Means of the trip was to get acquainted with the classical cultural history of the continent. The Tour traditionally could last several months to several years, but had a standard itinerary. The trip provided an opportunity to view specific works of art and antique or Renaissance architecture and to hear specific works of music.
The typical journey started in Dover, crossing the channel to Ostend in Belgium or to Calais or Le Havre in France. From there, the tourist went to Paris. Since French was the language of the European gentry, an English tourist would learn French and the manners and fashion of the French high society.
From Paris, the traveller typically travelled on to Switzerland and stay a while in Geneva or Lausanne before taking on a streneous journey across the Alps to norther Italy. Italy was a must visit for its richdom of antique architecture and as the cradle of the Renaissance. The Uffizi gallery in Florence, Turin and Venice were required stops. From there, the tourist would travel south to Rome to study ancient roman ruins and various paintings and sculptures in museums. The traveller could either travel further south to Naples or even as far as Greece, or travel northbound to Austria and Germany. Typical stops in the German-speaking part of Europe were Salzburg (where some traveller could have enjoyed a Mozart concert), Vienna (Beethoven) and Berlin. Some tourists spent a semester at the universities of Munich or Heidelberg and get acquainted with German habit. Before crossing the Channel back to England, the traveller would see some Dutch masters paintings in Holland and Flanders.
The Grand Tour's popularity declined when Romanticism surfaced in the early 19th century. Instead of antiquity, the European Gothic and medieval times became of interest - and relics from that time were as present in Britain as in (southern) Europe.

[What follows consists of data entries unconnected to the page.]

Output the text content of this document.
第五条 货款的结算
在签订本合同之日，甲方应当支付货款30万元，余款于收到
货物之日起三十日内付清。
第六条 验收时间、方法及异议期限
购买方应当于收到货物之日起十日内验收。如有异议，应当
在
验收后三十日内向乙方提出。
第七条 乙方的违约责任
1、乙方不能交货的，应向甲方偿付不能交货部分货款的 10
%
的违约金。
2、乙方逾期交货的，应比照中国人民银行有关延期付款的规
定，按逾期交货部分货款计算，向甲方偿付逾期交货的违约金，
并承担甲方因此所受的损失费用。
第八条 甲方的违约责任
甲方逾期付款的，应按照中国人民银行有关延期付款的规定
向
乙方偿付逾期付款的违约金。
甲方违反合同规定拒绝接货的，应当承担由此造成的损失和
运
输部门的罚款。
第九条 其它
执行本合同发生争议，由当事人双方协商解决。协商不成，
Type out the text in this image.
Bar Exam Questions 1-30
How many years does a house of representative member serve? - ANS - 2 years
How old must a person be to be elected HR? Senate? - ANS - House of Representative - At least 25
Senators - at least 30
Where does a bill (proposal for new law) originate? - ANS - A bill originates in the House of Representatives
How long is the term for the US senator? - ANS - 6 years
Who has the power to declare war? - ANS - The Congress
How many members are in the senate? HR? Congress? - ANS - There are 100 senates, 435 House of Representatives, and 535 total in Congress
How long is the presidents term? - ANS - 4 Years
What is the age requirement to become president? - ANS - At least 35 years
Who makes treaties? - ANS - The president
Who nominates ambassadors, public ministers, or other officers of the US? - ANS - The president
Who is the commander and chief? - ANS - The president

1. The French & Indian War (1754–1763), the North American part of the worldwide Seven Years War, made Great Britain the dominant power in eastern North America, but also left the country with high debts. Hence, the British government passed several acts on the colonies imposing taxes on, among other things, tea and paper. Also, the Quartering act compelled Colonists to provide British soldiers with any needed housing or food.
2. These acts led to resistance among the Colonists and the building of an opposition against the British suppressors. Acts were disobeyed and the import of British goods were boycotted. In the line of the European Enlightenment movement, rebels plead for democracy, liberalism and a republic instead of being part of the British monarchy.